The Court of Appeal has ruled that the relationship between a local authority and a foster carer who is an uncle can give rise to vicarious liability.

Jane Matthews, solicitor and head of the child abuse compensation department at law firm Jordans, handled the case against Barnsley Metropolitan Borough Council for client DJ.

He was 10 years old when abandoned by his parents and Barnsley arranged for him to live with his maternal aunt and uncle, Mr and Mrs G, whom he had not previously met.

They were later approved as foster carers and DJ was received into the care of the local authority under section1 of the Children’s Act 1948 in August 1980.

DJ claimed he was sexually abused by Mr G between 1980 to 1986 and said Barnsley was vicariously liable for the sexual abuse and assaults.

Barnsley denied the allegations, raised a liability defence and brought a Part 20 claim against Mr G seeking an indemnity or contribution. Mr G denied sexual abuse.

At a preliminary hearing on vicarious liability, Barnsley argued, relying on the authority of Armes v Nottinghamshire that because the Gs were DJ’s maternal relatives the relationship between them and the local authority was analogous to that of parents and the Gs were carrying out an activity which was distinguishable from, and independent of, the child care services carried on by the local authority for the care of unrelated children by recruited foster parents.

DJ argued that, unlike the actions of parents caring for their own child, the Gs caring for him was neither distinguishable from nor independent of local authority child care services.

In July 2021 Mr Recorder Myerson QC found in favour of Barnsley and an appeal in 2023 was unsuccessful.

The single ground argued in the Court of Appeal was that the recorder and judge were wrong to conclude that the relationship between the local authority and Mr G was not one capable of giving rise to vicarious liability.

It was argued that DJ’s residence with the Gs should be seen as falling into three phases.

The first was from January to August 1980 when he was placed in a temporary informal family placement but was not ‘in care’ and the local authority had no statutory responsibility for him.

A second phase ran from August 1980 to November 1983 when a care order was made and the Gs were approved as foster carers.

From 1983, Barnsley assumed parental rights, marking the start of a third phase until DJ reached adulthood.

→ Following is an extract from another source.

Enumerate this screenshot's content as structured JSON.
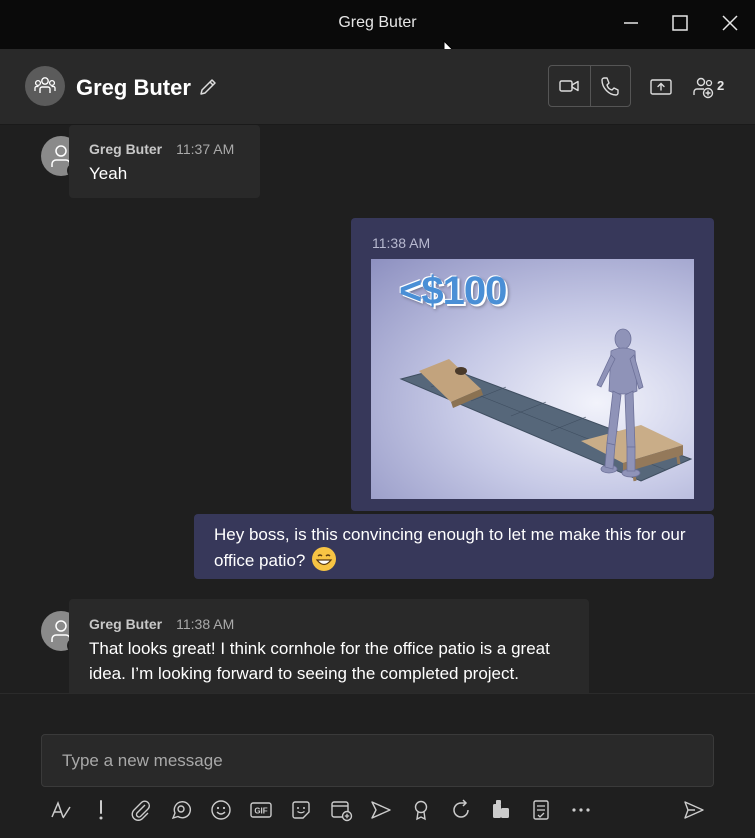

It was argued that In the second and third phases DJ was in Barnsley’s care and the Gs were looking after DJ as foster carers and so the relationship between the Gs and the local authority was akin to employment.

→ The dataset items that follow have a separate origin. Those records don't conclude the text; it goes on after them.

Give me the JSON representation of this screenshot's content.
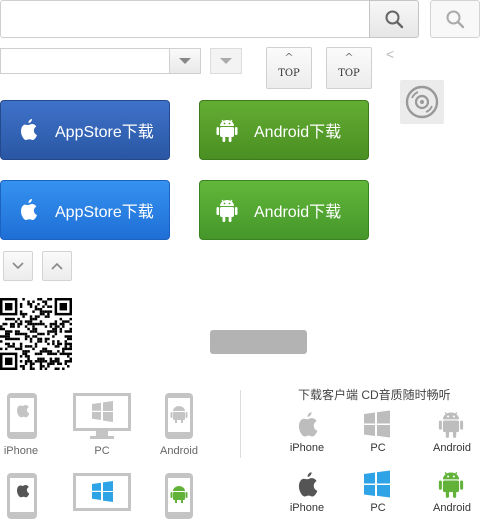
{
  "top_buttons": {
    "label": "TOP",
    "caret": "^"
  },
  "prev_arrow": "<",
  "download_buttons": {
    "appstore": "AppStore下载",
    "android": "Android下载"
  },
  "platforms": {
    "iphone": "iPhone",
    "pc": "PC",
    "android": "Android"
  },
  "right_panel": {
    "title": "下载客户端 CD音质随时畅听"
  },
  "colors": {
    "blue_dark": "#2f62b5",
    "blue_bright": "#2a80e6",
    "green_dark": "#55a02a",
    "green_bright": "#4fa82f",
    "icon_grey": "#bdbdbd",
    "apple_dark": "#555555",
    "windows_blue": "#2ea3e6",
    "android_green": "#62b23a"
  },
  "icons": [
    "search-icon",
    "chevron-down-icon",
    "chevron-up-icon",
    "disc-icon",
    "apple-icon",
    "android-icon",
    "windows-icon",
    "qr-code-icon",
    "phone-icon",
    "monitor-icon"
  ]
}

The Court of Appeal heard the relationships which should be considered when determining whether there was vicarious liability in this case were the those between the local authority and DJ and between the local authority and the Gs, not the relationship between DJ and the Gs the child and the foster parents.

The appeal judges said: “We therefore disagree with the judge that the circumstances in which the Gs came to be involved with DJ was indicative that they were carrying on their own activity distinct from the statutory obligations of the local authority.

“We also disagree with the judge’s view that the social worker’s assessment of risk arising out of Mr G’s previous convictions for sexual offences was further evidence which pointed away from a finding of a relationship giving rise to vicarious liability.

“The social worker seems to have assumed that Mr G posed less risk to his wife’s nephew than to another child and that he could be approved as a foster carer for DJ although not for any other child.

“This assessment of risk is based on the relationship between the Gs and DJ made in the course of the fostering assessment prior to the approval of G as foster carers has no bearing on the relationship between the Gs and the local authority after they had been approved as foster carer and DJ had been received into care.”

Ms Matthews said: “This judgment clearly states that the circumstances or reasons as to why the Gs became family foster carers are not relevant issues when determining whether the relationship is akin to employment and confirms that the central relationships to be considered in this case are the relationships between the local authority and DJ and the local authority and the Gs.

“Whilst the judgment is clear that this decision has been reached on the specific facts of this case and it not a general rule that a local authority will always be held vicariously liable for torts committed by foster carers who are related to the child, it is an important and significant judgment in this area."

The judgment was given jointly by Lady Justice Carr, Lord Justice Bean and Lord Justice Baker.